We have previously discussed the stock market’s deteriorating internals, and in light of recent market weakness want to take a brief look at the broader market in the form if the NYSE Index (NYA). Selling a Loser – There is no guarantee that a stock will bounce back after a protracted decline. But it’s important to be honest when you realize that a stock is not performing as well as you expected it to. Don’t be afraid to swallow your pride and move on before your losses become even greater. Also, don’t overemphasize the few cents difference you might save from using a limit versus market order.
A common misconception is that there is less to lose in buying a low-priced stock. But whether you buy a $5 stock that plunges to $0 or a $75 stock that does the same, either way you’ve lost 100% of your initial investment. In fact, a penny stock is probably riskier than a company with a higher share price, which would have more regulations placed on it. If you wish to invest in the stock markets and know nothing about them, one convenient way is to opt for mutual funds.

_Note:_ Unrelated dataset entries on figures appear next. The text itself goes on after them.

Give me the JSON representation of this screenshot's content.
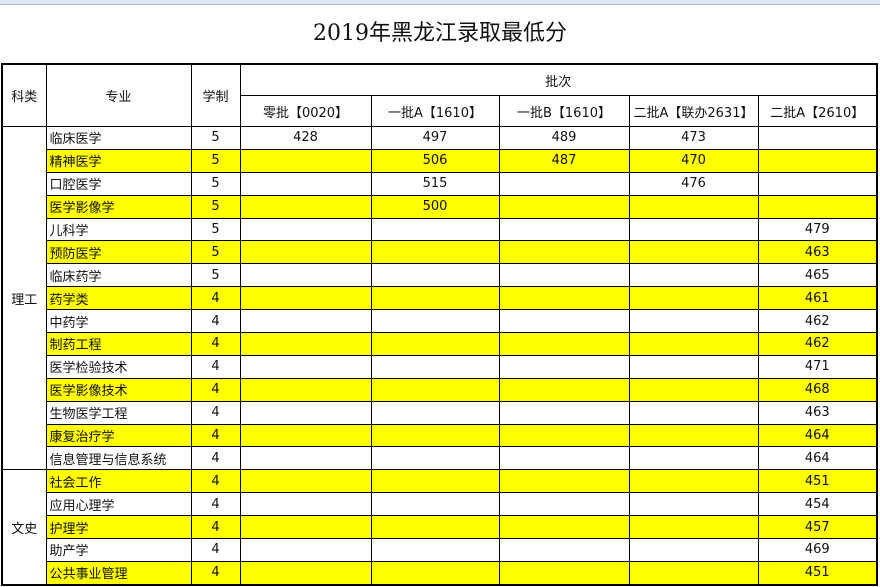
{
  "title": "2019年黑龙江录取最低分",
  "headers": {
    "category": "科类",
    "major": "专业",
    "duration": "学制",
    "batch_group": "批次",
    "batches": [
      "零批【0020】",
      "一批A【1610】",
      "一批B【1610】",
      "二批A【联办2631】",
      "二批A【2610】"
    ]
  },
  "highlight_color": "#ffff00",
  "groups": [
    {
      "category": "理工",
      "rows": [
        {
          "major": "临床医学",
          "duration": "5",
          "scores": [
            "428",
            "497",
            "489",
            "473",
            ""
          ],
          "highlight": false
        },
        {
          "major": "精神医学",
          "duration": "5",
          "scores": [
            "",
            "506",
            "487",
            "470",
            ""
          ],
          "highlight": true
        },
        {
          "major": "口腔医学",
          "duration": "5",
          "scores": [
            "",
            "515",
            "",
            "476",
            ""
          ],
          "highlight": false
        },
        {
          "major": "医学影像学",
          "duration": "5",
          "scores": [
            "",
            "500",
            "",
            "",
            ""
          ],
          "highlight": true
        },
        {
          "major": "儿科学",
          "duration": "5",
          "scores": [
            "",
            "",
            "",
            "",
            "479"
          ],
          "highlight": false
        },
        {
          "major": "预防医学",
          "duration": "5",
          "scores": [
            "",
            "",
            "",
            "",
            "463"
          ],
          "highlight": true
        },
        {
          "major": "临床药学",
          "duration": "5",
          "scores": [
            "",
            "",
            "",
            "",
            "465"
          ],
          "highlight": false
        },
        {
          "major": "药学类",
          "duration": "4",
          "scores": [
            "",
            "",
            "",
            "",
            "461"
          ],
          "highlight": true
        },
        {
          "major": "中药学",
          "duration": "4",
          "scores": [
            "",
            "",
            "",
            "",
            "462"
          ],
          "highlight": false
        },
        {
          "major": "制药工程",
          "duration": "4",
          "scores": [
            "",
            "",
            "",
            "",
            "462"
          ],
          "highlight": true
        },
        {
          "major": "医学检验技术",
          "duration": "4",
          "scores": [
            "",
            "",
            "",
            "",
            "471"
          ],
          "highlight": false
        },
        {
          "major": "医学影像技术",
          "duration": "4",
          "scores": [
            "",
            "",
            "",
            "",
            "468"
          ],
          "highlight": true
        },
        {
          "major": "生物医学工程",
          "duration": "4",
          "scores": [
            "",
            "",
            "",
            "",
            "463"
          ],
          "highlight": false
        },
        {
          "major": "康复治疗学",
          "duration": "4",
          "scores": [
            "",
            "",
            "",
            "",
            "464"
          ],
          "highlight": true
        },
        {
          "major": "信息管理与信息系统",
          "duration": "4",
          "scores": [
            "",
            "",
            "",
            "",
            "464"
          ],
          "highlight": false
        }
      ]
    },
    {
      "category": "文史",
      "rows": [
        {
          "major": "社会工作",
          "duration": "4",
          "scores": [
            "",
            "",
            "",
            "",
            "451"
          ],
          "highlight": true
        },
        {
          "major": "应用心理学",
          "duration": "4",
          "scores": [
            "",
            "",
            "",
            "",
            "454"
          ],
          "highlight": false
        },
        {
          "major": "护理学",
          "duration": "4",
          "scores": [
            "",
            "",
            "",
            "",
            "457"
          ],
          "highlight": true
        },
        {
          "major": "助产学",
          "duration": "4",
          "scores": [
            "",
            "",
            "",
            "",
            "469"
          ],
          "highlight": false
        },
        {
          "major": "公共事业管理",
          "duration": "4",
          "scores": [
            "",
            "",
            "",
            "",
            "451"
          ],
          "highlight": true
        }
      ]
    }
  ]
}
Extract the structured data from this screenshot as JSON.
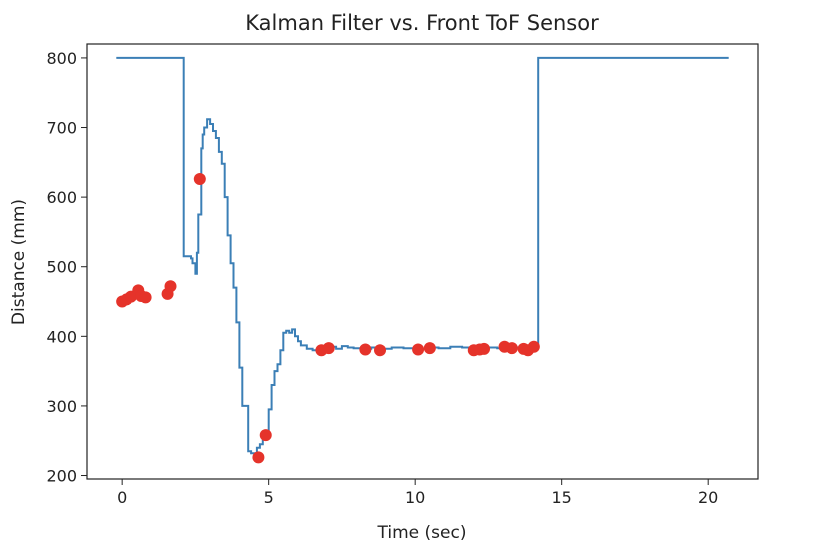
{
  "chart_data": {
    "type": "line",
    "title": "Kalman Filter vs. Front ToF Sensor",
    "xlabel": "Time (sec)",
    "ylabel": "Distance (mm)",
    "xlim": [
      -1.2,
      21.7
    ],
    "ylim": [
      195,
      820
    ],
    "xticks": [
      0,
      5,
      10,
      15,
      20
    ],
    "yticks": [
      200,
      300,
      400,
      500,
      600,
      700,
      800
    ],
    "grid": false,
    "colors": {
      "line": "#3b7fb6",
      "points": "#e5332a",
      "axes": "#222222"
    },
    "series": [
      {
        "type": "line",
        "x": [
          -0.2,
          2.1,
          2.1,
          2.35,
          2.4,
          2.5,
          2.55,
          2.6,
          2.7,
          2.75,
          2.8,
          2.9,
          3.0,
          3.1,
          3.2,
          3.3,
          3.4,
          3.5,
          3.6,
          3.7,
          3.8,
          3.9,
          4.0,
          4.1,
          4.2,
          4.3,
          4.4,
          4.5,
          4.6,
          4.7,
          4.8,
          4.9,
          5.0,
          5.1,
          5.2,
          5.3,
          5.4,
          5.5,
          5.6,
          5.7,
          5.8,
          5.9,
          6.0,
          6.1,
          6.3,
          6.5,
          6.7,
          6.9,
          7.1,
          7.3,
          7.5,
          7.7,
          7.9,
          8.2,
          8.5,
          8.8,
          9.2,
          9.6,
          10.0,
          10.4,
          10.8,
          11.2,
          11.6,
          12.0,
          12.4,
          12.8,
          13.2,
          13.6,
          14.0,
          14.2,
          14.2,
          20.7
        ],
        "y": [
          800,
          800,
          515,
          512,
          505,
          490,
          520,
          575,
          670,
          690,
          700,
          712,
          705,
          695,
          685,
          665,
          648,
          600,
          545,
          505,
          470,
          420,
          355,
          300,
          300,
          235,
          232,
          232,
          240,
          245,
          255,
          262,
          295,
          330,
          350,
          360,
          380,
          405,
          408,
          405,
          410,
          400,
          393,
          387,
          382,
          380,
          381,
          383,
          385,
          382,
          386,
          384,
          383,
          382,
          384,
          382,
          384,
          383,
          382,
          384,
          383,
          385,
          384,
          382,
          384,
          383,
          384,
          383,
          384,
          385,
          800,
          800
        ]
      },
      {
        "type": "scatter",
        "x": [
          0.0,
          0.15,
          0.3,
          0.55,
          0.65,
          0.8,
          1.55,
          1.65,
          2.65,
          4.65,
          4.9,
          6.8,
          7.05,
          8.3,
          8.8,
          10.1,
          10.5,
          12.0,
          12.2,
          12.35,
          13.05,
          13.3,
          13.7,
          13.85,
          14.05
        ],
        "y": [
          450,
          453,
          457,
          466,
          458,
          456,
          461,
          472,
          626,
          226,
          258,
          380,
          383,
          381,
          380,
          381,
          383,
          380,
          381,
          382,
          385,
          383,
          382,
          380,
          385
        ]
      }
    ]
  }
}
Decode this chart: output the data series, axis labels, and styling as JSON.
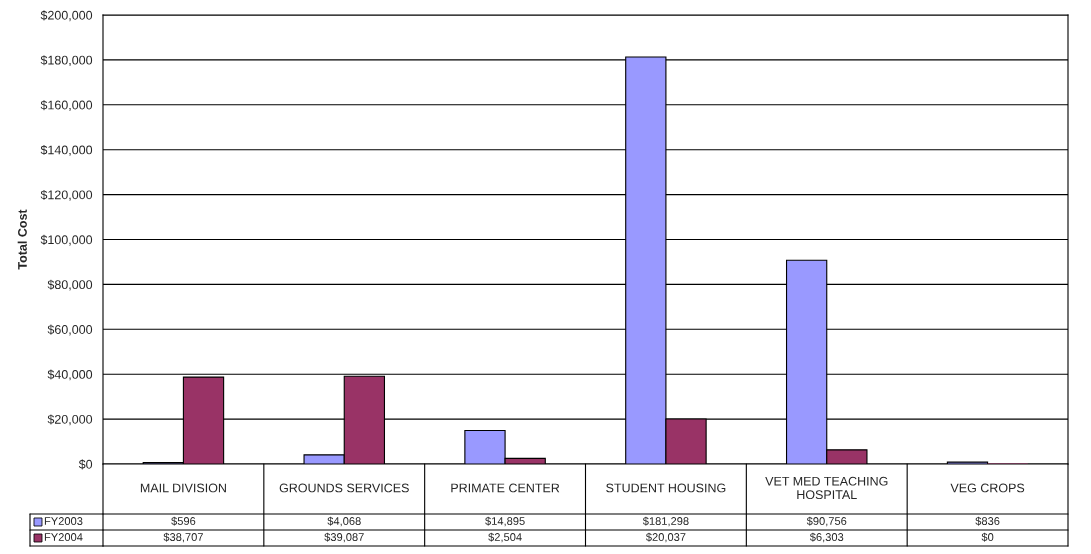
{
  "chart_data": {
    "type": "bar",
    "ylabel": "Total Cost",
    "categories": [
      "MAIL DIVISION",
      "GROUNDS SERVICES",
      "PRIMATE CENTER",
      "STUDENT HOUSING",
      "VET MED TEACHING HOSPITAL",
      "VEG CROPS"
    ],
    "series": [
      {
        "name": "FY2003",
        "color": "#9999ff",
        "values": [
          596,
          4068,
          14895,
          181298,
          90756,
          836
        ],
        "value_labels": [
          "$596",
          "$4,068",
          "$14,895",
          "$181,298",
          "$90,756",
          "$836"
        ]
      },
      {
        "name": "FY2004",
        "color": "#993366",
        "values": [
          38707,
          39087,
          2504,
          20037,
          6303,
          0
        ],
        "value_labels": [
          "$38,707",
          "$39,087",
          "$2,504",
          "$20,037",
          "$6,303",
          "$0"
        ]
      }
    ],
    "ylim": [
      0,
      200000
    ],
    "yticks": [
      {
        "value": 0,
        "label": "$0"
      },
      {
        "value": 20000,
        "label": "$20,000"
      },
      {
        "value": 40000,
        "label": "$40,000"
      },
      {
        "value": 60000,
        "label": "$60,000"
      },
      {
        "value": 80000,
        "label": "$80,000"
      },
      {
        "value": 100000,
        "label": "$100,000"
      },
      {
        "value": 120000,
        "label": "$120,000"
      },
      {
        "value": 140000,
        "label": "$140,000"
      },
      {
        "value": 160000,
        "label": "$160,000"
      },
      {
        "value": 180000,
        "label": "$180,000"
      },
      {
        "value": 200000,
        "label": "$200,000"
      }
    ],
    "grid": "y",
    "legend": "bottom"
  }
}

Also study market movements , because sentiments play a major part in driving stock prices. Even if you develop a well-researched, diversified portfolio and hold it for the long term, inevitably some of your stock holdings will turn out to be duds. Technical market data like share prices and volumes is available on company web sites, and old research reports on brokerage houses’ s.
Look for the following ratio-based characteristics in a stock you are keen on: low PE, low PB, high dividend yield, low debt to equity ratio, and high RoCE and high RoNW. The most commonly used ratio, it compares the price of a stock to the company’s earning per share (EPS). Sell only to meet a financial obligation, to re balance, when fundamentals deteriorate, or when the stock becomes overvalued.
By now, anyone who follows the stock market on a regular basis has likely heard of the Chicago Board Options Exchange (CBOE) Market Volatility Index (Symbol: VIX). The VIX is a measure of implied market volatility over the upcoming thirty (30) calendar days, based upon how much options traders are paying for options contracts in the options markets to protect their long positions against market downturns (see: How to Trade Options ).